DLS of Gd-chelated cs124-DTPA-DPPE revealed an average diameter of 1.2μm (Fig. 1(B)), suggesting the formation of liposomes of the giant unilamellar vesicle or multilamellar vesicle subtype⁴. The liposomes’ absorption spectrum revealed a maximum absorbance at 330nm, which was used to calculate the concentration of Gd in our sample to be 35μM (Fig. 2). Time-resolved fluorescence showed a detection limit of 10nM Gd (Fig. 3), which is comparable to ICP-MS¹.

Both a T1-weighted image as well as T1 and T2 maps of the liposomes revealed profound T1-shortening as compared to Magnevist. The T1-weighted signal of 0.05mM Gd-liposomes, in red, was comparable to that of 10x the Magnevist concentration, 0.5mM (Fig. 4). Liposome relaxivity r₁ was 26.5x higher than that of Magnevist and the liposomes’ r₂/r₁ of 1.04 shows promise for the sensitized lipid construct’s incorporation into novel T1 agents (Table 1).

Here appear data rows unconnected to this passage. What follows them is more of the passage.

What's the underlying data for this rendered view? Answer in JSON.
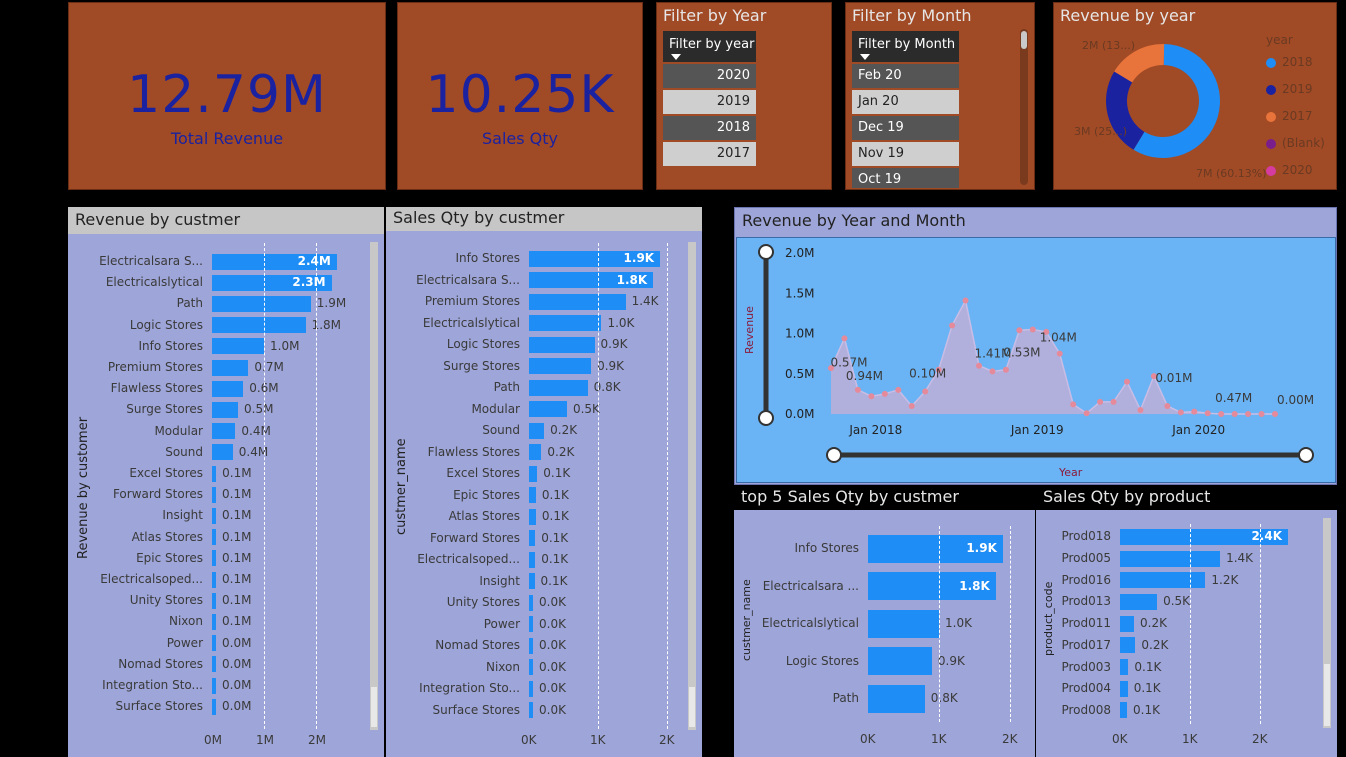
{
  "kpis": {
    "revenue": {
      "value": "12.79M",
      "label": "Total Revenue"
    },
    "qty": {
      "value": "10.25K",
      "label": "Sales Qty"
    }
  },
  "colors": {
    "accent": "#1e8df5",
    "kpi_bg": "#a14a26",
    "kpi_text": "#1b22a0",
    "panel_bg": "#9ea5d8",
    "line_panel_bg": "#6ab4f5"
  },
  "year_slicer": {
    "title": "Filter by Year",
    "header": "Filter by year",
    "items": [
      "2020",
      "2019",
      "2018",
      "2017"
    ]
  },
  "month_slicer": {
    "title": "Filter by Month",
    "header": "Filter by Month",
    "items": [
      "Feb 20",
      "Jan 20",
      "Dec 19",
      "Nov 19",
      "Oct 19"
    ]
  },
  "donut": {
    "title": "Revenue by year",
    "legend_title": "year",
    "legend": [
      {
        "name": "2018",
        "color": "#1e8df5"
      },
      {
        "name": "2019",
        "color": "#1b22a0"
      },
      {
        "name": "2017",
        "color": "#e8743b"
      },
      {
        "name": "(Blank)",
        "color": "#7a1e8c"
      },
      {
        "name": "2020",
        "color": "#d63ba0"
      }
    ],
    "labels": {
      "top": "2M (13...)",
      "left": "3M (25...)",
      "right": "7M (60.13%)"
    }
  },
  "rev_by_cust": {
    "title": "Revenue by custmer",
    "y_title": "Revenue by customer",
    "ticks": [
      "0M",
      "1M",
      "2M"
    ],
    "rows": [
      {
        "name": "Electricalsara S...",
        "value": 2.4,
        "label": "2.4M"
      },
      {
        "name": "Electricalslytical",
        "value": 2.3,
        "label": "2.3M"
      },
      {
        "name": "Path",
        "value": 1.9,
        "label": "1.9M"
      },
      {
        "name": "Logic Stores",
        "value": 1.8,
        "label": "1.8M"
      },
      {
        "name": "Info Stores",
        "value": 1.0,
        "label": "1.0M"
      },
      {
        "name": "Premium Stores",
        "value": 0.7,
        "label": "0.7M"
      },
      {
        "name": "Flawless Stores",
        "value": 0.6,
        "label": "0.6M"
      },
      {
        "name": "Surge Stores",
        "value": 0.5,
        "label": "0.5M"
      },
      {
        "name": "Modular",
        "value": 0.45,
        "label": "0.4M"
      },
      {
        "name": "Sound",
        "value": 0.4,
        "label": "0.4M"
      },
      {
        "name": "Excel Stores",
        "value": 0.08,
        "label": "0.1M"
      },
      {
        "name": "Forward Stores",
        "value": 0.07,
        "label": "0.1M"
      },
      {
        "name": "Insight",
        "value": 0.06,
        "label": "0.1M"
      },
      {
        "name": "Atlas Stores",
        "value": 0.06,
        "label": "0.1M"
      },
      {
        "name": "Epic Stores",
        "value": 0.05,
        "label": "0.1M"
      },
      {
        "name": "Electricalsoped...",
        "value": 0.05,
        "label": "0.1M"
      },
      {
        "name": "Unity Stores",
        "value": 0.05,
        "label": "0.1M"
      },
      {
        "name": "Nixon",
        "value": 0.05,
        "label": "0.1M"
      },
      {
        "name": "Power",
        "value": 0.04,
        "label": "0.0M"
      },
      {
        "name": "Nomad Stores",
        "value": 0.04,
        "label": "0.0M"
      },
      {
        "name": "Integration Sto...",
        "value": 0.03,
        "label": "0.0M"
      },
      {
        "name": "Surface Stores",
        "value": 0.03,
        "label": "0.0M"
      }
    ]
  },
  "qty_by_cust": {
    "title": "Sales Qty by custmer",
    "y_title": "custmer_name",
    "ticks": [
      "0K",
      "1K",
      "2K"
    ],
    "rows": [
      {
        "name": "Info Stores",
        "value": 1.9,
        "label": "1.9K"
      },
      {
        "name": "Electricalsara S...",
        "value": 1.8,
        "label": "1.8K"
      },
      {
        "name": "Premium Stores",
        "value": 1.4,
        "label": "1.4K"
      },
      {
        "name": "Electricalslytical",
        "value": 1.05,
        "label": "1.0K"
      },
      {
        "name": "Logic Stores",
        "value": 0.95,
        "label": "0.9K"
      },
      {
        "name": "Surge Stores",
        "value": 0.9,
        "label": "0.9K"
      },
      {
        "name": "Path",
        "value": 0.85,
        "label": "0.8K"
      },
      {
        "name": "Modular",
        "value": 0.55,
        "label": "0.5K"
      },
      {
        "name": "Sound",
        "value": 0.22,
        "label": "0.2K"
      },
      {
        "name": "Flawless Stores",
        "value": 0.18,
        "label": "0.2K"
      },
      {
        "name": "Excel Stores",
        "value": 0.12,
        "label": "0.1K"
      },
      {
        "name": "Epic Stores",
        "value": 0.1,
        "label": "0.1K"
      },
      {
        "name": "Atlas Stores",
        "value": 0.1,
        "label": "0.1K"
      },
      {
        "name": "Forward Stores",
        "value": 0.09,
        "label": "0.1K"
      },
      {
        "name": "Electricalsoped...",
        "value": 0.09,
        "label": "0.1K"
      },
      {
        "name": "Insight",
        "value": 0.08,
        "label": "0.1K"
      },
      {
        "name": "Unity Stores",
        "value": 0.04,
        "label": "0.0K"
      },
      {
        "name": "Power",
        "value": 0.04,
        "label": "0.0K"
      },
      {
        "name": "Nomad Stores",
        "value": 0.03,
        "label": "0.0K"
      },
      {
        "name": "Nixon",
        "value": 0.03,
        "label": "0.0K"
      },
      {
        "name": "Integration Sto...",
        "value": 0.02,
        "label": "0.0K"
      },
      {
        "name": "Surface Stores",
        "value": 0.02,
        "label": "0.0K"
      }
    ]
  },
  "line": {
    "title": "Revenue by Year and Month",
    "y_title": "Revenue",
    "x_title": "Year",
    "y_ticks": [
      "2.0M",
      "1.5M",
      "1.0M",
      "0.5M",
      "0.0M"
    ],
    "x_ticks": [
      "Jan 2018",
      "Jan 2019",
      "Jan 2020"
    ],
    "annotations": [
      {
        "text": "0.94M",
        "i": 2
      },
      {
        "text": "0.57M",
        "i": 1
      },
      {
        "text": "0.10M",
        "i": 7
      },
      {
        "text": "1.41M",
        "i": 12
      },
      {
        "text": "0.53M",
        "i": 14
      },
      {
        "text": "1.04M",
        "i": 17
      },
      {
        "text": "0.01M",
        "i": 25
      },
      {
        "text": "0.47M",
        "i": 29
      },
      {
        "text": "0.00M",
        "i": 33
      }
    ]
  },
  "chart_data": [
    {
      "type": "area",
      "title": "Revenue by Year and Month",
      "xlabel": "Year",
      "ylabel": "Revenue",
      "ylim": [
        0,
        2.0
      ],
      "x": [
        "Oct 2017",
        "Nov 2017",
        "Dec 2017",
        "Jan 2018",
        "Feb 2018",
        "Mar 2018",
        "Apr 2018",
        "May 2018",
        "Jun 2018",
        "Jul 2018",
        "Aug 2018",
        "Sep 2018",
        "Oct 2018",
        "Nov 2018",
        "Dec 2018",
        "Jan 2019",
        "Feb 2019",
        "Mar 2019",
        "Apr 2019",
        "May 2019",
        "Jun 2019",
        "Jul 2019",
        "Aug 2019",
        "Sep 2019",
        "Oct 2019",
        "Nov 2019",
        "Dec 2019",
        "Jan 2020",
        "Feb 2020",
        "Mar 2020",
        "Apr 2020",
        "May 2020",
        "Jun 2020",
        "Jul 2020"
      ],
      "series": [
        {
          "name": "Revenue",
          "values": [
            0.57,
            0.94,
            0.3,
            0.22,
            0.25,
            0.3,
            0.1,
            0.28,
            0.55,
            1.1,
            1.41,
            0.6,
            0.53,
            0.55,
            1.04,
            1.05,
            1.02,
            0.75,
            0.12,
            0.01,
            0.15,
            0.15,
            0.4,
            0.05,
            0.47,
            0.1,
            0.02,
            0.03,
            0.01,
            0.0,
            0.0,
            0.0,
            0.0,
            0.0
          ]
        }
      ]
    },
    {
      "type": "bar",
      "title": "top 5 Sales Qty by custmer",
      "ylabel": "custmer_name",
      "categories": [
        "Info Stores",
        "Electricalsara ...",
        "Electricalslytical",
        "Logic Stores",
        "Path"
      ],
      "values": [
        1.9,
        1.8,
        1.0,
        0.9,
        0.8
      ]
    },
    {
      "type": "bar",
      "title": "Sales Qty by product",
      "ylabel": "product_code",
      "categories": [
        "Prod018",
        "Prod005",
        "Prod016",
        "Prod013",
        "Prod011",
        "Prod017",
        "Prod003",
        "Prod004",
        "Prod008"
      ],
      "values": [
        2.4,
        1.4,
        1.2,
        0.5,
        0.2,
        0.2,
        0.1,
        0.1,
        0.1
      ]
    },
    {
      "type": "pie",
      "title": "Revenue by year",
      "categories": [
        "2018",
        "2019",
        "2017"
      ],
      "values": [
        7,
        3,
        2
      ]
    }
  ],
  "top5": {
    "title": "top 5 Sales Qty by custmer",
    "y_title": "custmer_name",
    "ticks": [
      "0K",
      "1K",
      "2K"
    ],
    "rows": [
      {
        "name": "Info Stores",
        "value": 1.9,
        "label": "1.9K"
      },
      {
        "name": "Electricalsara ...",
        "value": 1.8,
        "label": "1.8K"
      },
      {
        "name": "Electricalslytical",
        "value": 1.0,
        "label": "1.0K"
      },
      {
        "name": "Logic Stores",
        "value": 0.9,
        "label": "0.9K"
      },
      {
        "name": "Path",
        "value": 0.8,
        "label": "0.8K"
      }
    ]
  },
  "by_product": {
    "title": "Sales Qty by product",
    "y_title": "product_code",
    "ticks": [
      "0K",
      "1K",
      "2K"
    ],
    "rows": [
      {
        "name": "Prod018",
        "value": 2.4,
        "label": "2.4K"
      },
      {
        "name": "Prod005",
        "value": 1.43,
        "label": "1.4K"
      },
      {
        "name": "Prod016",
        "value": 1.22,
        "label": "1.2K"
      },
      {
        "name": "Prod013",
        "value": 0.53,
        "label": "0.5K"
      },
      {
        "name": "Prod011",
        "value": 0.2,
        "label": "0.2K"
      },
      {
        "name": "Prod017",
        "value": 0.22,
        "label": "0.2K"
      },
      {
        "name": "Prod003",
        "value": 0.12,
        "label": "0.1K"
      },
      {
        "name": "Prod004",
        "value": 0.11,
        "label": "0.1K"
      },
      {
        "name": "Prod008",
        "value": 0.1,
        "label": "0.1K"
      }
    ]
  }
}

We show that cs124-GdDTPA-DPPE lipid can be incorporated into mesoscale Gd-bound lipid-based particles, and can be used to quantify Gd concentration by fluorescence. Notably, all absorbance and fluorescence studies were conducted on a spectrophotometer equipped for time resolved studies, which delivers rapid results and is found in most laboratory settings. This expedient and sensitive system may significantly propel optimization studies of novel lipid-based MR contrast agents made in-house.